A large chunk of this small community on the slopes of the active Popocatépetl volcano moved to sub-Washington Street South Philly - a.k.a. "Puebladelfia" - in the mid-2000s. And expats will recognize the flavors that shape this bewitching mole, the usual sweetness of Mexican chocolate tempered by pasilla pepper spice, the fruit of bananas and raisins, the nuttiness of almonds and peanuts, thickened with animal crackers.
Is there a better mole in Philly? ¡Yo no lo creo!
I knew none of this when I first stumbled upon Mole Poblano in pursuit of Super Bowl frijoles. I'd been walking The Nine in a quest to assemble the ultimate seven-layer dip for the big-game party. I had nearly all I needed - the world's best chips from Tortilleria San Roman, fresh chorizo from Amigos, crumbly queso fresco from Lupita's. But my go-to for tacos al pastor, los Taquitos de Puebla, did not have refried beans. So they directed me across the street to the tidy, neon-lit little storefront fringed with colorful streamer banners.

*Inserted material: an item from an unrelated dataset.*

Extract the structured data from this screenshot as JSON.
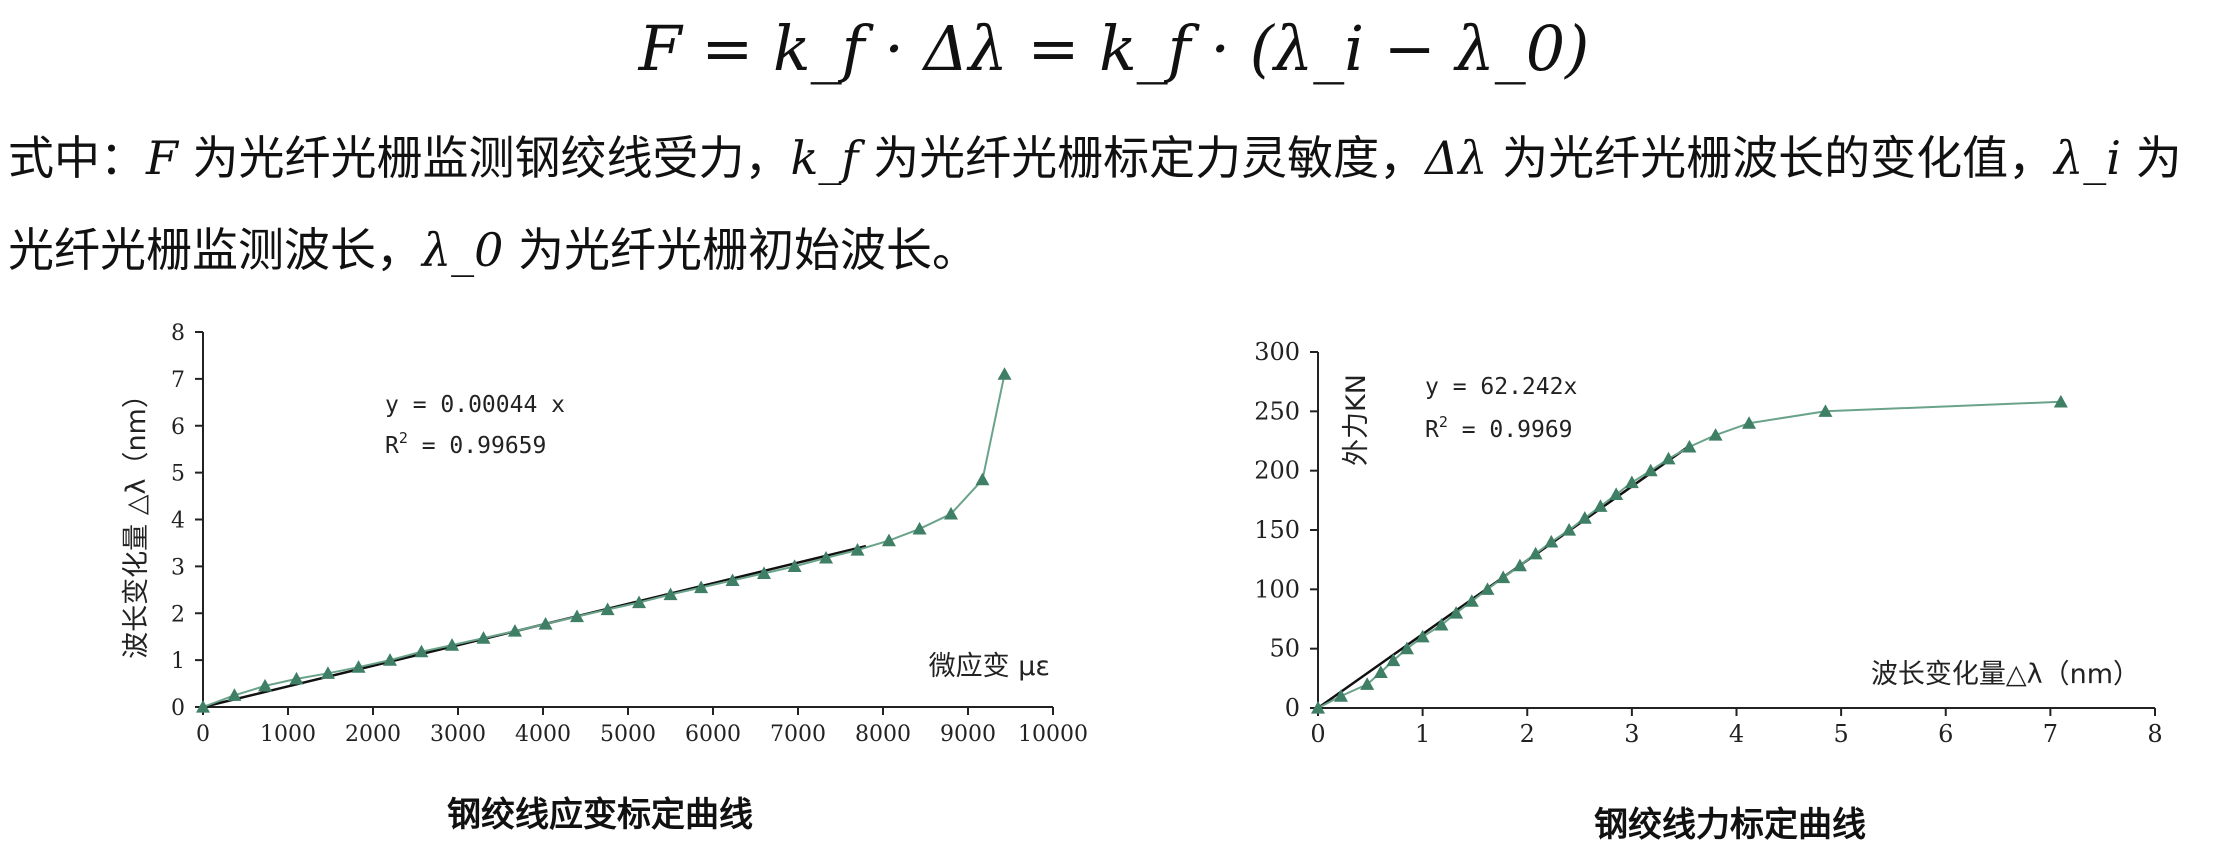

Mole Poblano's refried beans - creamy and pink from a hand-mash, sweet with fried onions, and unexpectedly lard-free ("too much fat!" says Javier) - were so good they almost didn't make it to the party. Same for the guacamole, so simple and fresh, but vivid with cilantro and sparky chunks of jalapeño.
We knew we had to return for a proper meal, especially on weekends, when this friendly taqueria's 26 seats swell with the beat of Mexi-pop on the TV and a Mexican crowd that comes for the specials.
Most of the standard menu, overseen by Sandoval as well as kitchen chef Jose Elgin Ramos, is simple and well-done, from the hand-pressed sopes masa cups topped with flavorful chorizo to crispy tostada discs smeared with a thin layer of beans to anchor chipotle-sauced chicken tinga and a towering mound of shredded lettuce. The classic taco toppings - orange-tanged pork al pastor with pineapple; clove-scented plumes of pork carnitas; plancha-seared strips of tender tongue - are also good. Only the huevos rancheros eggs were terribly overcooked.
The weekend specials, though, distinguish this tidy tiled storefront from the many others. Chief among them is the barbacoa, made here with traditional goat (instead of the more common lamb) braised for hours with avocado leaves in a garlicky guajillo chile marinade resonant with oregano and ginger. Served with a chickpea-studded consommé made from the braising juices, the platter was especially soul-satisfying when I shredded the tender meat back into the broth with rice for a hearty soup.
The barbacoa is a weekend fixture. But other specials change, and some were memorable, like the dried fava bean soup whose starchy white broth was threaded with pickled cactus strips, or a rich shrimp stew filled with fresh crustaceans. Or the paper-thin but juicy carne asada, garlic-marinated sirloin topped with a paddle of snappy nopales cactus.
My favorite special, though, was a once-a-month chicken stewed in "cacahuete" salsa. The top-billed peanuts were actually subtle, thickening and enriching a cuminy, clovey, guajillo-fired chicken broth that was almost like mole's red-gravy cousin. And just as magnetic.
The Italian Market's main drag has evolved for more than a decade into a street of Mexican delights. But with the Ríos family's tamales and masterful mole now in the mix, walking along The Nine just got a bit more intriguing.